Home / Daily / BI arguments pressed as test case hearings conclude
15 September 2021
Lawyers have put forward final arguments to conclude eight days of hearings in the Insurance Council of Australia (ICA) second business interruption test case related to COVID-19 cover.
Justice Jayne Jagot this afternoon reserved her decision. Appeals are already expected and are set to be expedited to a hearing in November.
Insurer legal teams today reiterated that health data identifying individual cases of COVID-19 had not shown “outbreaks” in areas around insureds’ premises, causal links with government orders had not been established and policies have exclusions that apply to the virus.

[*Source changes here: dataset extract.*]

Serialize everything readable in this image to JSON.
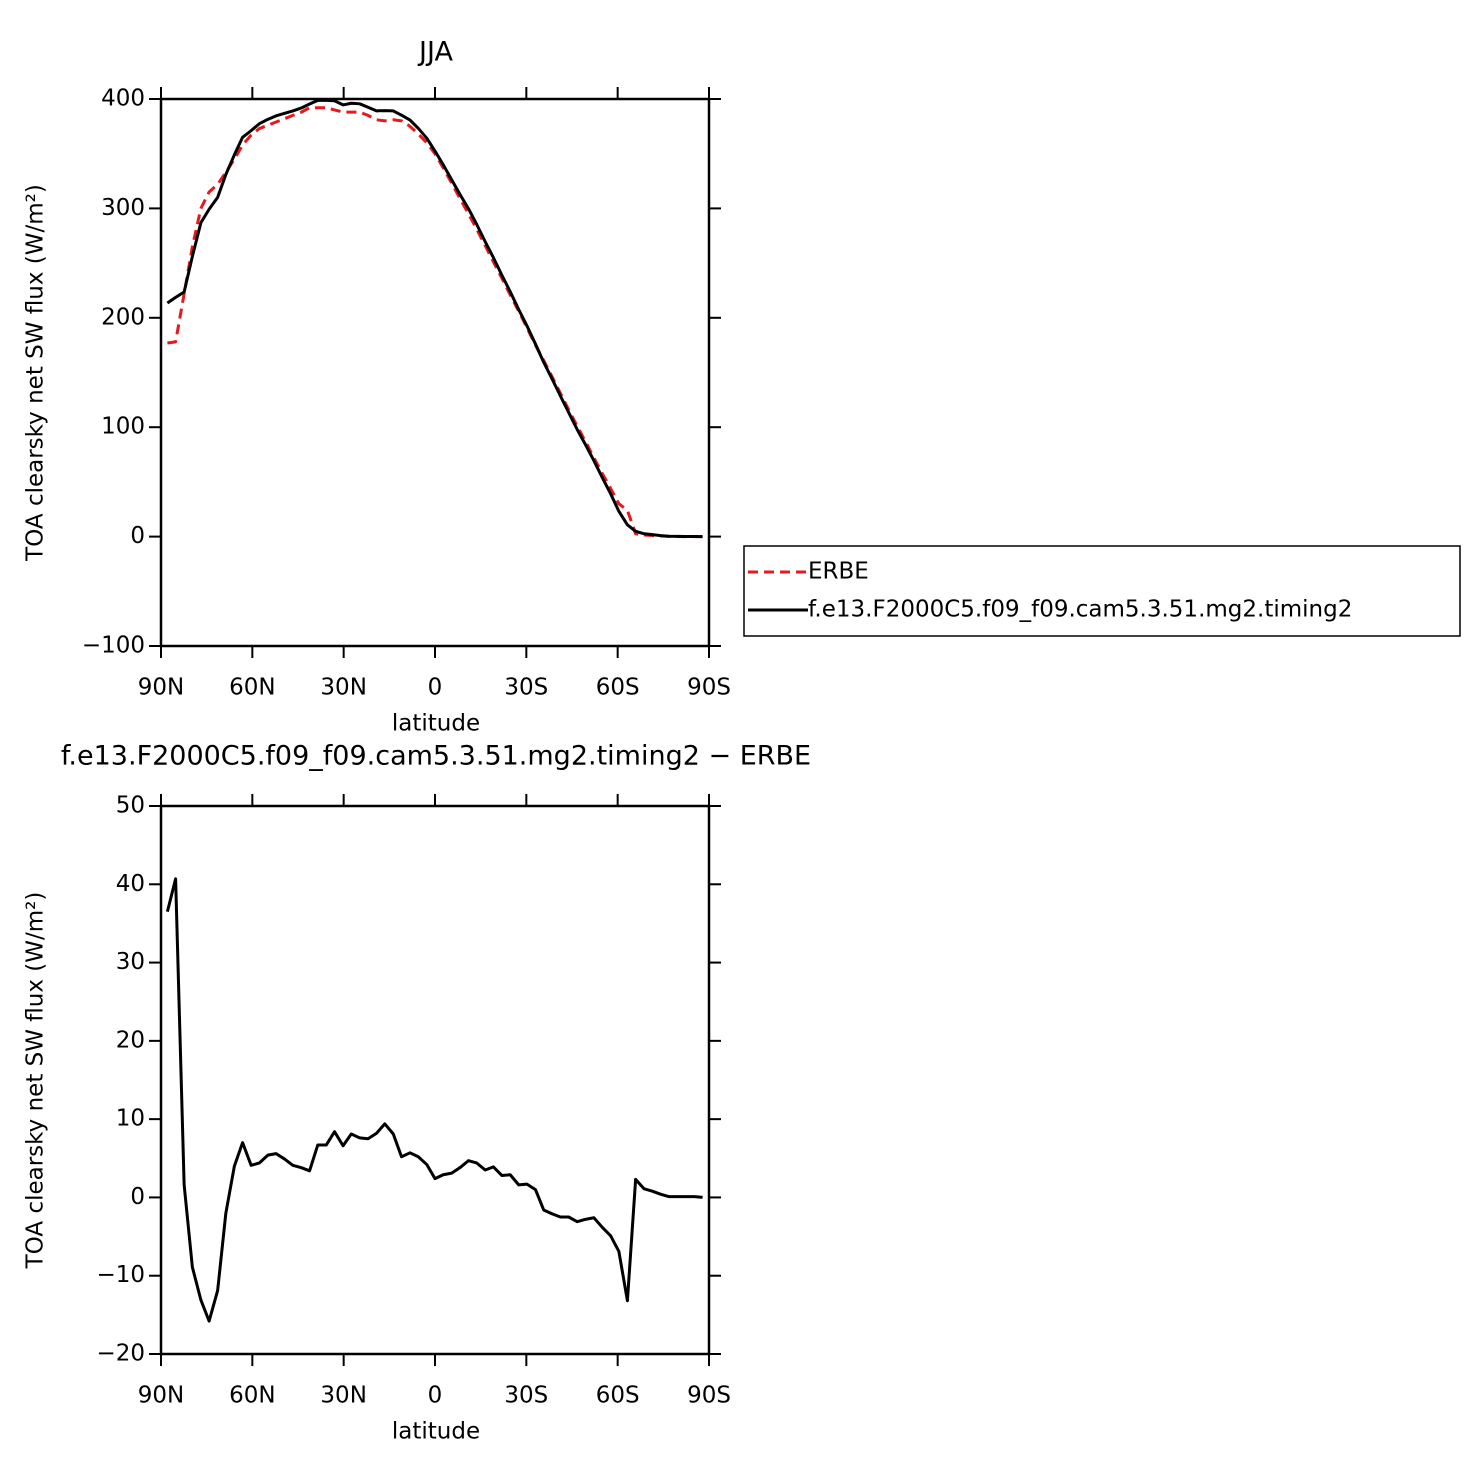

Senior Counsel Edward Muston, appearing for Allianz and Guild Insurance, said in the case of an Adelaide stage clothing business, state government orders had not directed it to stop or scale back operations and the decision to close was made by the businesswoman.
“The actions she describes were motivated by, and an understandable response to, the obvious impact that the directions had on the demand for the goods and services being provided by the business, namely, it has to be recognised, a catastrophic impact,” Mr Muston told the court.
Senior Counsel David Williams for Swiss Re said “an outbreak and an occurrence are not the same thing” and, in the case of a claim by a beauty salon in Marrickville Sydney, government pandemic responses were not taken as a result of “an outbreak either at the situation or within a 5km radius of it”.
Mr Williams also pointed to a policy emphasis on property damage and the recent Federal Court decision against The Star Entertainment Group in relation to similar wordings.
Earlier, Senior Counsel Perry Herzfeld, appearing for IAG, told the court that cover for a travel agency in Heidelberg Melbourne had not been triggered by March government-ordered restrictions. By that stage, the business was already affected by overseas COVID-19 outbreaks, adverse publicity around the virus and international and local impacts on the cruise ship holidays, he said.
“The business collapsed in February before the international travel ban,” he told the court. “The true proximate cause of Meridian’s loss was the uninsured events.”
Lawyers appearing before Justice Jagot have debated whether Section 61A of the Victorian Property Law Act has the effect of substituting the current Commonwealth Biosecurity Act for the repealed Quarantine Act.
Mr Herzfeld pointed to 1890 Victorian laws, which referred to Imperial Acts and NSW laws, and subsequent legislation, in arguing current arrangements in the state are intended to extend to Federal legislation.
Insurers have also disputed the relevance of a UK Supreme Court test case decision that favoured insureds in relation to trends cases and calculation of losses.
The second test case consists of nine small business claims lodged with the Australian Financial Complaints Authority as part of its dispute resolution process. Insurers involved are Allianz, Chubb, Guild Insurance, IAG and Swiss Re. A case involving QBE has also been heard at the same time.